Bon c'est pas tout, mais 3 cartables à vérifier… ;-)
je me suis dit que j'allais pas piper mot à la lecture de ce cocasse récit mais ce lever de soleil manque de moët. hum. nan, sérieux, voilà un sunrise comme j'aimerais en voir plus souvent sur le canal saint martin.
Imposture > Ouhla non, on est trèèèèès très loin de Jean-Claude Duss... (n'oublie pas de prendre une pomme pour la prof)
Philippe > Photo prise avec mon téléphone, ça ne vaut pas ce que j'aurai pu avoir avec mon Reflex (que j'ai regretté plein de fois pendant mes vacances)

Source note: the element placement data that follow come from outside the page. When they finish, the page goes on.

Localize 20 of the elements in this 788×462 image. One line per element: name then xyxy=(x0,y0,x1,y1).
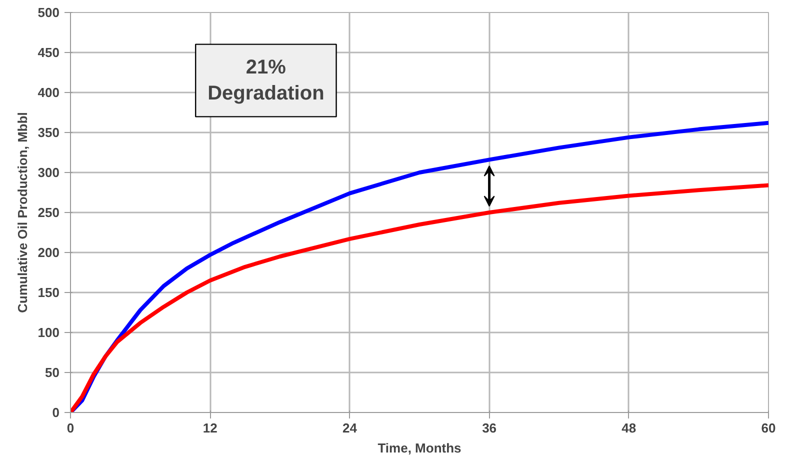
y-tick-label: 300 xyxy=(38,165,60,180)
x-tick-label: 36 xyxy=(482,420,497,436)
y-axis-title: Cumulative Oil Production, Mbbl xyxy=(14,112,30,313)
x-axis-title: Time, Months xyxy=(378,440,462,456)
y-tick-label: 0 xyxy=(52,405,60,420)
y-tick-label: 450 xyxy=(38,45,60,60)
y-tick-label: 150 xyxy=(38,285,60,300)
y-tick-label: 400 xyxy=(38,85,60,100)
y-tick-label: 50 xyxy=(45,365,60,380)
annotation: 21% Degradation xyxy=(208,56,324,105)
x-tick-label: 60 xyxy=(761,420,776,436)
y-tick-label: 200 xyxy=(38,245,60,260)
x-tick-label: 0 xyxy=(66,420,74,436)
x-tick-label: 48 xyxy=(622,420,636,436)
y-tick-label: 350 xyxy=(38,125,60,140)
x-tick-label: 12 xyxy=(202,420,218,436)
y-tick-label: 500 xyxy=(38,5,60,20)
y-tick-label: 100 xyxy=(38,325,60,340)
x-tick-label: 24 xyxy=(342,420,358,436)
y-tick-label: 250 xyxy=(38,205,60,220)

Sérieux Palavas ? (la honte)
Violette > Parce qu'on m'y a trainée. Sans ça, tu penses bien que je n'y aurais jamais mis mes petons de femme du monde. (hin hin)
Je me demande : c'est plus la honte d'aller passer ses vacances à Palavas ou d'avoir un ex qui s'appelle Juan Carlos ?
Ouais, t'façon je cumule alors qu'est ce que ça peut bien me faire ...
Fanny > Un "ex" ?!? J'ai jamais dit que j'avais fauté avec Juan Carlos, wow ! Je suis encore vierge, moi, Madame !!!
(et oui, j'ai grandi pour partie à Palhawaï, et alors ?!?